Ce n’est pas simple de s’y retrouver quand on ne connait pas le sujet.
Je reviens sur le Zèbre car en ce moment, on en entend beaucoup parler. D’où vient ce terme ?
Alors, le Zèbre c’est Jeanne Facchin qui est psychologuqe spécialiste sur le sujet depuis de nombreuses années, elle a écrit sur le sujet et qui a décidé de les appeler Zèbre, « drôle de zèbre ».
Je ne sais pas comment ça lui est venu mais c’est une excellente idée car elle s’est dit que les zèbres sont des animaux particuliers par rapport aux autres :
- ils se démarquent.
- Il s’agit d’animaux très sensibles
- très réactifs
- très agiles
- très rapides.
- Ils se déplacent toujours en groupe.
- Ils sont petits, ils passent partout
- et elle a dit « ils ont des rayures mais il n’y en a pas deux identiques ».
Elle a totalement raison. Elle a donc utilisé ce terme-là pour parler de ces profils et ça a permis une certaine médiatisation parce que c’est beaucoup plus facile de dire que l’on est un zèbre que de dire que l’on est un surdoué. Mais, en fait, on parle de la même chose.
Quelles sont les grandes caractéristiques principales d’un HPI ?
Magali Barcelo :
- d’abord, l’hyper sensibilité mais il faut savoir que 20% de la population est hyper sensible mais tous ne sont pas à haut potentiel. Par contre, on peut dire que tous les hauts potentiels sont hyper sensibles. Certains ont la capacité à cacher leurs émotions. Chez les HPI, il s’agit donc d’une hyper sensibilité émotionnelle, ils absorbent tout ce qui se passe autour.
- Il y a aussi une hyperesthésie, c’est-à-dire que tous les sens sont amplifiés, la sensibilité à la lumière, aux odeurs, aux goûts, aux bruits. Par exemple, un HPI au restaurant sera sensible aux bruits des assiettes, des serveurs, de la musique de fond… Il va être capable de suivre les conversations des 2 tables voisines en même temps que celle de sa propre table. Il va donc sortir du restaurant très fatigué. Je ne travaille plus qu’en distanciel depuis le confinement, mais quand je travaillais en présentiel, certaines personnes étaient très sensibles à mon diffuseur d’huiles essentielles qui faisait un tout petit bruit. C’était d’ailleurs devenu un premier test de haut potentiel. En tant que haut potentiel, il faut donc savoir tout ça car si on ne le sait pas, on va s’infliger des choses d’un niveau élevé de souffrance.

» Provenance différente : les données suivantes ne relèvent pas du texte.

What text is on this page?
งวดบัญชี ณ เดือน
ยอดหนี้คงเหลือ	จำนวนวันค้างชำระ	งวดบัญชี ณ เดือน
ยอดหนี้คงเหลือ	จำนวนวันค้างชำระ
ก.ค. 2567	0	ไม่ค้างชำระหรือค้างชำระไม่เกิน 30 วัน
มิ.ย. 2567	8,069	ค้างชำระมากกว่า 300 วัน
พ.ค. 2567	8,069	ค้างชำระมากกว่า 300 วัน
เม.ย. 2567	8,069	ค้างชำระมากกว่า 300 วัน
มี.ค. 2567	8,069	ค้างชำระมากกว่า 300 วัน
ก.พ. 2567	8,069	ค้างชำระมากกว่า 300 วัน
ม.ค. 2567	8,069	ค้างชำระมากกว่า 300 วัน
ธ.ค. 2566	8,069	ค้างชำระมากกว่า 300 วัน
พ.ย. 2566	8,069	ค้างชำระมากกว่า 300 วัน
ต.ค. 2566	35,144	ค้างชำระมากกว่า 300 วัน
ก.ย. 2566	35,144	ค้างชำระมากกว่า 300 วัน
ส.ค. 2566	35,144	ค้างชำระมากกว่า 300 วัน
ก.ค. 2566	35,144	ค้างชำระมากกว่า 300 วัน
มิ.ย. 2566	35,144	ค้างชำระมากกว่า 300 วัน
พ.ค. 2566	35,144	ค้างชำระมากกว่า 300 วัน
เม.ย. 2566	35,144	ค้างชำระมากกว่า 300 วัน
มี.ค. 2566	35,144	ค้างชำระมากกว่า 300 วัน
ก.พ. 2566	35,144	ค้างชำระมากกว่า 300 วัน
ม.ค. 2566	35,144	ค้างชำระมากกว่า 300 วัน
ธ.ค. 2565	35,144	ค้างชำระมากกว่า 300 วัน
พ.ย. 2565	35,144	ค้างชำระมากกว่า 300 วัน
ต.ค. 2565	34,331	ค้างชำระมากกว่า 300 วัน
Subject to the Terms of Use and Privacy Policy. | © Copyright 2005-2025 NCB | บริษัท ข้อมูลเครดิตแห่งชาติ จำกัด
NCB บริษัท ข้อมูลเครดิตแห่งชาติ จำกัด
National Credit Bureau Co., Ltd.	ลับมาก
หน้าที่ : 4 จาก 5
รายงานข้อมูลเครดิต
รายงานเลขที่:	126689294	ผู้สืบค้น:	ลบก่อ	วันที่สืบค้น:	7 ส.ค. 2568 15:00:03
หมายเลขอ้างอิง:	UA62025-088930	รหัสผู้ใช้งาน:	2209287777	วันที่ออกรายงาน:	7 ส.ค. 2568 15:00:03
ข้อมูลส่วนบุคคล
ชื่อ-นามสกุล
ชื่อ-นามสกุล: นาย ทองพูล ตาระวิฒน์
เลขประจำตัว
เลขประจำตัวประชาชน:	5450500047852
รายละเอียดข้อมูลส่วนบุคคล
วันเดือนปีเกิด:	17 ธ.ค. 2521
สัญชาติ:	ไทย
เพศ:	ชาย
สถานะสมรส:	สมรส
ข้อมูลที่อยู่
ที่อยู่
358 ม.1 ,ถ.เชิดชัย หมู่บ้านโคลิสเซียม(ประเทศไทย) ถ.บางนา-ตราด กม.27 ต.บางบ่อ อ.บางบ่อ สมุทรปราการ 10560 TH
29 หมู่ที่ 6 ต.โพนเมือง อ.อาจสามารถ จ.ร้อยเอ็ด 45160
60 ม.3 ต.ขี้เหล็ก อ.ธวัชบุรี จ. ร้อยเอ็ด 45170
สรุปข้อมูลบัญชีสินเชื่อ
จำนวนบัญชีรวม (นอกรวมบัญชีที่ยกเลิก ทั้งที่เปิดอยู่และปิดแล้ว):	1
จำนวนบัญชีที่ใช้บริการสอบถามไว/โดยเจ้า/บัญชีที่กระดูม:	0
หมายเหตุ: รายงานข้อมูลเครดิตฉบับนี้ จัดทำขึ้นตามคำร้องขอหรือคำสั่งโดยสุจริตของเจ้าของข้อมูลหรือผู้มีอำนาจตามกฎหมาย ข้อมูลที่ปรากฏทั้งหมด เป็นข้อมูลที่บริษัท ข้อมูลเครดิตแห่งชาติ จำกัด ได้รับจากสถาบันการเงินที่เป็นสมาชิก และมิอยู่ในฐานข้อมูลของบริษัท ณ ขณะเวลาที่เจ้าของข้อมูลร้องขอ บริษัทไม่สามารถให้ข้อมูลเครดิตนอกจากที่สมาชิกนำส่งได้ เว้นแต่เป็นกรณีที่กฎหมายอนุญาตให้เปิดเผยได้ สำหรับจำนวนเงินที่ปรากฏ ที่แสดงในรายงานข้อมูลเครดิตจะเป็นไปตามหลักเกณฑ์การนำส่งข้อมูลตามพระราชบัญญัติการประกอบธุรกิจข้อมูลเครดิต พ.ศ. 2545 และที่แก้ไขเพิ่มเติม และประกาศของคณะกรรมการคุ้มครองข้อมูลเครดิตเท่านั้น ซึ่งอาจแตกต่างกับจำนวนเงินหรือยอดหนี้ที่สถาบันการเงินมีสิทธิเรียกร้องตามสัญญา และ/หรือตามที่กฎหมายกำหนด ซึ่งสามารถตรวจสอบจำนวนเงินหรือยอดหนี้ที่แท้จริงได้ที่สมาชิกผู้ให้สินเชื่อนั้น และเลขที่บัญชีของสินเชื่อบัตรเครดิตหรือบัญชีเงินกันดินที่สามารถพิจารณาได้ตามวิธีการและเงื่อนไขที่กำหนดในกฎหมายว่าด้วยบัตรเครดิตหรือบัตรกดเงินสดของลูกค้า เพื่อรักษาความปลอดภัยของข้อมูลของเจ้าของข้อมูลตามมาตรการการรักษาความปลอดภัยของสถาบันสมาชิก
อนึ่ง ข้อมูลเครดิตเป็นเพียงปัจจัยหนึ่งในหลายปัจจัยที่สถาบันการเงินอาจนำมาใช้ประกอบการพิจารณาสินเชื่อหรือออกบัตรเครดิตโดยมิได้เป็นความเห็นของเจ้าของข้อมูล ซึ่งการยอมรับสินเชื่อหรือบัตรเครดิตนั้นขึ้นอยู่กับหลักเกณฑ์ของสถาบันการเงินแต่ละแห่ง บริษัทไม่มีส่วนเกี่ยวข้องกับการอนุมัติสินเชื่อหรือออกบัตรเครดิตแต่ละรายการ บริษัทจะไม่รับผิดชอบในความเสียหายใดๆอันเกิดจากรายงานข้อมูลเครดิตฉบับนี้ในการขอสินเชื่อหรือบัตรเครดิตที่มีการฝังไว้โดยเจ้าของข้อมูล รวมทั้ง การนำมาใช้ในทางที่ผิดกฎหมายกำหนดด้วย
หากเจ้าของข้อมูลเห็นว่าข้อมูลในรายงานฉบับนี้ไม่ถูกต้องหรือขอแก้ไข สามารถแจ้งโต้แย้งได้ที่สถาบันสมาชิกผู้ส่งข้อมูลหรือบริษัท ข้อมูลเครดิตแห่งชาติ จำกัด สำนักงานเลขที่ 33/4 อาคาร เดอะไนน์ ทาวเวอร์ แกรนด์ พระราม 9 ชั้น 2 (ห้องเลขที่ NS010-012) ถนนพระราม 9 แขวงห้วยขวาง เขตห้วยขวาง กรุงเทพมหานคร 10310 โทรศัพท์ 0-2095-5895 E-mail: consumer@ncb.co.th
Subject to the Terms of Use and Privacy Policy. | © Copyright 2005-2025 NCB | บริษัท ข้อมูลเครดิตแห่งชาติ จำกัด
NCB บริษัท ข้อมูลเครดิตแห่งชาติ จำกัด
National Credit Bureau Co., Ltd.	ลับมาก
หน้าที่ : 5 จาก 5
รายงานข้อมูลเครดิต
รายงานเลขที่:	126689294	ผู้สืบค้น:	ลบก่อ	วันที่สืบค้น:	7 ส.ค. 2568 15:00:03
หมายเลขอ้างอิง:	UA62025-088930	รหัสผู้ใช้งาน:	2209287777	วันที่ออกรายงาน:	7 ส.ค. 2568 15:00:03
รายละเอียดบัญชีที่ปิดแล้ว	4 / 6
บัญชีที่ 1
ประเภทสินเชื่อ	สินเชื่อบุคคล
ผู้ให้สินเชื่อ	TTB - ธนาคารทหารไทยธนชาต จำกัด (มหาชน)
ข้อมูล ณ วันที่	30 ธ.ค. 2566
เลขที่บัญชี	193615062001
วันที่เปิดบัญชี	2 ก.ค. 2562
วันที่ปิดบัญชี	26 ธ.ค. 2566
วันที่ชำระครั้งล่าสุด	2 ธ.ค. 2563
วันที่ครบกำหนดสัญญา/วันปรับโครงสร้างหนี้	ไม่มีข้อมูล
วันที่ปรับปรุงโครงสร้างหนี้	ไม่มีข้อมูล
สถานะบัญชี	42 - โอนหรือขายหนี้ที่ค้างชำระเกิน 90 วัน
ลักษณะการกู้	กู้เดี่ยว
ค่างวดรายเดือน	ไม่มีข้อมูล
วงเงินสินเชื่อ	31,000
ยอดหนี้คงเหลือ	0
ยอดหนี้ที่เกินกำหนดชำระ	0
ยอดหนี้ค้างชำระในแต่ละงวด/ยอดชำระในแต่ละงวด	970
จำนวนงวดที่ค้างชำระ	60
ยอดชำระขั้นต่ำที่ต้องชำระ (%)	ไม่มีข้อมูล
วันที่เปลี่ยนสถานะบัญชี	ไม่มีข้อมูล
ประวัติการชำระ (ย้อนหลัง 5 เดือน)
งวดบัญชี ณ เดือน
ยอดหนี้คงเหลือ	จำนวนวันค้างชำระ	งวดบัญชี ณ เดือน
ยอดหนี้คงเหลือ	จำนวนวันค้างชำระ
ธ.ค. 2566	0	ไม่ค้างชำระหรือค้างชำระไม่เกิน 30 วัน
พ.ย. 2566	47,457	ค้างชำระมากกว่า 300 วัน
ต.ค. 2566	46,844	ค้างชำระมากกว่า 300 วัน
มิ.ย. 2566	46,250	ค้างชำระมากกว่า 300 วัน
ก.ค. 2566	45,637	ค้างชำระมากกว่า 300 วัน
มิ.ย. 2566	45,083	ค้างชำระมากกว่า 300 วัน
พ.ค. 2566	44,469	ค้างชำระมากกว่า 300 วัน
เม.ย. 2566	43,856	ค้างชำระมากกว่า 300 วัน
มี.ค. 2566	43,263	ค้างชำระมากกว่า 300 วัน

- Il y a également l’arborescence de la pensée. Ce n’est pas prouvé scientifiquement mais on sait que toutes ces personnes-là sont capables de beaucoup penser et très rapidement. En fait, ce qui est proéminent chez ces personnes, c’est leur capacité à faire des associations et donc une idée en fera venir une autre et encore une autre très vite. Ces hauts potentiels sont très créatifs, très originaux. J’ai des amis, quand je déjeune avec eux, j’en ressors fatiguée car on enchaine les idées très rapidement. Certains hauts potentiels partiront dans tous les sens et certains arrivent à recadrer. C’est d’ailleurs ce que met en avant Fanny Nusbaum dans son livre sur les philo cognitifs dans lequel elle parle de complexes et de laminaires. Il y a 2 profils, les complexes partent dans tous les sens, ils n’arrivent pas à structurer alors que les laminaires sont beaucoup plus carrés, plus rangés.
- Il faut prendre connaissance aussi des troubles associés chez les complexes. Il s’agit de dysfonctionnements comme la dyscalculie, la dysorthographie ou des troubles de l’attention. Donc là, forcément c’est plus compliqué pour eux.

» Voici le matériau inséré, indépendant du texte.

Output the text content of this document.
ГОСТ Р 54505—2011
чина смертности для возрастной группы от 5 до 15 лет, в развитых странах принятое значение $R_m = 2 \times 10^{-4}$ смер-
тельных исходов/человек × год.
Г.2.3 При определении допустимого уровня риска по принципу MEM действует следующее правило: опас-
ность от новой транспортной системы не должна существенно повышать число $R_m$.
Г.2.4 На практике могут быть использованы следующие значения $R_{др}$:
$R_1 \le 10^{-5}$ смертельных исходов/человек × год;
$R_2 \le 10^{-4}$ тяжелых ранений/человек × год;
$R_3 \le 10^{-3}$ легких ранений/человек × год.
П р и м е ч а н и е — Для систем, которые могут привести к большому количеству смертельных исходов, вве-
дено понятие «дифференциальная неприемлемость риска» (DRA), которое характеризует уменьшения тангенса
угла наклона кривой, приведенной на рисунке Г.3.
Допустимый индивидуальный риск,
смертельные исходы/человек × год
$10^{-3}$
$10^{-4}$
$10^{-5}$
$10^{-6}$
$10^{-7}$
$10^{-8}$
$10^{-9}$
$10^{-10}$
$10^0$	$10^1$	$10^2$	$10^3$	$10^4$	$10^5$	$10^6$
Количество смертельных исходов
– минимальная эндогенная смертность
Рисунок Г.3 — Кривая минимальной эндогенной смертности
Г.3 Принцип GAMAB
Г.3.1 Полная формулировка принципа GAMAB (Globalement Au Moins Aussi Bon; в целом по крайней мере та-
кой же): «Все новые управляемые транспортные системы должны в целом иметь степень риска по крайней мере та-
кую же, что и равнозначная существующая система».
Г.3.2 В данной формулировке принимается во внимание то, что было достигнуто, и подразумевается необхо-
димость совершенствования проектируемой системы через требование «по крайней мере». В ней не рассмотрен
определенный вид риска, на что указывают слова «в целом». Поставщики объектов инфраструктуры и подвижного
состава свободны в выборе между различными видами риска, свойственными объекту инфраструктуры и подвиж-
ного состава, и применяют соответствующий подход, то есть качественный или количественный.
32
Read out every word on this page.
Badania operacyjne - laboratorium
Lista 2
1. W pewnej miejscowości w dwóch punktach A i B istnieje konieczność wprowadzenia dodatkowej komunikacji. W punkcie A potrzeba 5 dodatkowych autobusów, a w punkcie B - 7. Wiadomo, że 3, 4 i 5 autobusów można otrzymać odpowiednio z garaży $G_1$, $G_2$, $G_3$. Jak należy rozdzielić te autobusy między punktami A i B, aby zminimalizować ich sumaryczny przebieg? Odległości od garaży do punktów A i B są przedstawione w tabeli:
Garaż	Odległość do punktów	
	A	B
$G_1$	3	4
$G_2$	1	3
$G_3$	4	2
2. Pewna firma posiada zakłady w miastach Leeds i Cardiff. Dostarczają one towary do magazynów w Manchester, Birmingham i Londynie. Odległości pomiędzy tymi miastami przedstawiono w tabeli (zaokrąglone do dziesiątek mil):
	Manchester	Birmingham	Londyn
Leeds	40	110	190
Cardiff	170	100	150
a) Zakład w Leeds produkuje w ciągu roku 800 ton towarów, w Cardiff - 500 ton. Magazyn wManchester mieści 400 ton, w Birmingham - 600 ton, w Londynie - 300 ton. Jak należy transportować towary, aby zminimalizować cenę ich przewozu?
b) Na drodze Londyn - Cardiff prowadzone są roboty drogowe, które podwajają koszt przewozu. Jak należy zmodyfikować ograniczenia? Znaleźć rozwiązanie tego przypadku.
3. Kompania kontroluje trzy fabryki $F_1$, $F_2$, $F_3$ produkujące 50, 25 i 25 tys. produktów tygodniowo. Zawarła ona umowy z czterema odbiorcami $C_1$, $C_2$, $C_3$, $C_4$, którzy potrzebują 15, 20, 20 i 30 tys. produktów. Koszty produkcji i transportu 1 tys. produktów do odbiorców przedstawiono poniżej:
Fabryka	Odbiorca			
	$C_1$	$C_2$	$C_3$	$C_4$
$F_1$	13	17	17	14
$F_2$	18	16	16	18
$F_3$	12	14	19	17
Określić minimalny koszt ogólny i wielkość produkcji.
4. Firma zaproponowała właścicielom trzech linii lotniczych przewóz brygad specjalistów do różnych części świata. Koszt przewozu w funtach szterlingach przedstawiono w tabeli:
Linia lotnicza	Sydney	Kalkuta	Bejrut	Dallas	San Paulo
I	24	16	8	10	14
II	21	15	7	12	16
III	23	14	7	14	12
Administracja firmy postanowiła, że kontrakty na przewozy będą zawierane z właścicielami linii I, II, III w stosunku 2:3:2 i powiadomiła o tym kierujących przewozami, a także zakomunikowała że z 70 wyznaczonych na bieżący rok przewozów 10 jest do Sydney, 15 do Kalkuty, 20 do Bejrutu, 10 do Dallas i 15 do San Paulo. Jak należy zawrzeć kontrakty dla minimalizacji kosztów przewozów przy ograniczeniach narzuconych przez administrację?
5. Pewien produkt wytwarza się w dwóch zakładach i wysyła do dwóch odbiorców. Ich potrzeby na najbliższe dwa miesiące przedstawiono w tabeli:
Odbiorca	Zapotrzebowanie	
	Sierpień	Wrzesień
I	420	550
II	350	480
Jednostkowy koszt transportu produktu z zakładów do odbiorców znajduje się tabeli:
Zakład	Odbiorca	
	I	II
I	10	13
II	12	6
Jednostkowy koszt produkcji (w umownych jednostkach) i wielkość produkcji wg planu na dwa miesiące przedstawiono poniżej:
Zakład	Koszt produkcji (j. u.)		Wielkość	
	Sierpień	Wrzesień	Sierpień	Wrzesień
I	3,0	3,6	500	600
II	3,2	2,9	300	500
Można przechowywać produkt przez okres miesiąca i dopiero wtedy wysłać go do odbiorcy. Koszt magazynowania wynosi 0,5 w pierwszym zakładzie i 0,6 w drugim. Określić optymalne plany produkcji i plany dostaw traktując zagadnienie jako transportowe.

- Il y a la vision globale des situations, ils sont très lucides, ce qui fait qu’ils sont perfectionnistes parce que lorsque l’on voit tout, forcément on essaye ce qui va aller et ce qui ne va pas fonctionner. Donc, ils ont envie d’aller dans le détail. Ce perfectionnisme peut être un atout comme une difficulté car ils sont très exigeants. La lucidité chez les enfants, on la retrouve par rapport à la mort. Ce sont des enfants qui très tôt, sont très conscients de la mort, parle de la mort. D’ailleurs, beaucoup d’adultes sont souvent choqués par cette attitude. Ces enfants sont généralement très angoissés.

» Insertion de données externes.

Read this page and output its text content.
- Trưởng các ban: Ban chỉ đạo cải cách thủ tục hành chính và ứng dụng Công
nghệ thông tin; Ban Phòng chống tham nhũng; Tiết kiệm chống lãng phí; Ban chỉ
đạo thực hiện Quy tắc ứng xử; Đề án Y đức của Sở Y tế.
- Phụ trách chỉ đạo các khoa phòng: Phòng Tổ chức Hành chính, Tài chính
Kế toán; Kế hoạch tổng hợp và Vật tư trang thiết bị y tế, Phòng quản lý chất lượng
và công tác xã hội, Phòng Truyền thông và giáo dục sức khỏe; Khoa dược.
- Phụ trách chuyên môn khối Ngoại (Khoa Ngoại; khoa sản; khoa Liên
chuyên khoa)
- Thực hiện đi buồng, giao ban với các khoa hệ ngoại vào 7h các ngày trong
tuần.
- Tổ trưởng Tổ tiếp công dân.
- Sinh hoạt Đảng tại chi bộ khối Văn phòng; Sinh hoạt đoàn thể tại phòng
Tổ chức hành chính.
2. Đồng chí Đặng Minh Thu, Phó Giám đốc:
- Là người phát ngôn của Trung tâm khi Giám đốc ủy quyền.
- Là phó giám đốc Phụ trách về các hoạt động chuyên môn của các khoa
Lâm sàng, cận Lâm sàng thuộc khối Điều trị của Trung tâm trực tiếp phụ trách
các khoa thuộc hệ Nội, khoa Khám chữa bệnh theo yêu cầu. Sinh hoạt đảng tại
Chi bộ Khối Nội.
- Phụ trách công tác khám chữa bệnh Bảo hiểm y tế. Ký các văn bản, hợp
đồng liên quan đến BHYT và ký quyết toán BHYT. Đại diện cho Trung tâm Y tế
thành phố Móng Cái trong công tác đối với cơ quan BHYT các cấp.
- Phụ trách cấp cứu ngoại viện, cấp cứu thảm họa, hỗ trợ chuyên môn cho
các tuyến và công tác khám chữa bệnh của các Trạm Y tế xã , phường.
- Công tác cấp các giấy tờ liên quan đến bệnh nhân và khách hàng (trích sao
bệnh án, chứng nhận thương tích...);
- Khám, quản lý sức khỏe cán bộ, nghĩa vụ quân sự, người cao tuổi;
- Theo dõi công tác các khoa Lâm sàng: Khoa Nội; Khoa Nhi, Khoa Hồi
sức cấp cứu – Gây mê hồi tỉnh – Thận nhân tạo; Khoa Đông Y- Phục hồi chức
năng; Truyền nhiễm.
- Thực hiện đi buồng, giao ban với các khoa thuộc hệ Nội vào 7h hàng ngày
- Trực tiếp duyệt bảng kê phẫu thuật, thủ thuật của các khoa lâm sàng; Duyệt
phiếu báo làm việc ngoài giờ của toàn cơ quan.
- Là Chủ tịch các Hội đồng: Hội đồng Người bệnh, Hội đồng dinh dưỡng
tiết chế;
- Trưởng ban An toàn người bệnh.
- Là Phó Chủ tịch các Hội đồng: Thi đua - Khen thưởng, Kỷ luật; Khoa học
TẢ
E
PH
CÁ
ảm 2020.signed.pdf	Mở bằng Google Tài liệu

- Ce sont également des personnes qui ont une excellente mémoire en général. Ils retiennent tout que ce soit auditif, visuel…
Il y a quelques mois, une série HPI a été diffusée. Ce que l’on a voulu mettre en avant, c’est la capacité à voir les choses en détails. Par exemple, comment cette femme sur une scène de crime a remarqué le tout petit détail que personne n’avait vu.
Ces caractéristiques ont des conséquences et l’une d’entre elles est que l’on pense que les HPI ont une bonne confiance en eux mais ce n’est pas le cas.
- En général, ce sont des personnes qui ont une très mauvaise estime de soi, un manque de confiance en soi. Ce sont des gens qui développent très souvent le syndrome de l’imposteur. Pour ceux qui ne connaissent pas, c’est quelque chose qui fait qu’on ne s’attribue pas ses talents et qu’on considère toujours que les autres sont meilleurs même quand on a de bons résultats. C’est du au fait que le HPI est perfectionniste, ce qu’il fait n’est jamais assez bien. Il est toujours dans l’insatisfaction et il y a le regard des autres. Souvent, les HPI sont empathiques, ils aiment les gens, ils aiment la relation et ils ne veulent surtout pas décevoir.
- Ils ont une peur terrible de l’échec. C’est vrai que tout le monde peut être empathique et peut avoir peur de l’échec mais chez les HPI, c’est toujours amplifié. On les appelle les « trop ». Il existe une terminologique qui me plait beaucoup, c’est un artiste qui, lors d’un congrès auquel j’ai participé, le disait « pour moi, ce sont des surdosés plutôt que des surdoués ».
Il faut quand même savoir qu’un HPI peut ne pas avoir toutes ces caractéristiques. On en retrouvera plusieurs mais certaines ne seront pas forcément présentes. Il faut se rappeler qu’il n’y a pas de hauts potentiels identiques, ils sont tous différents.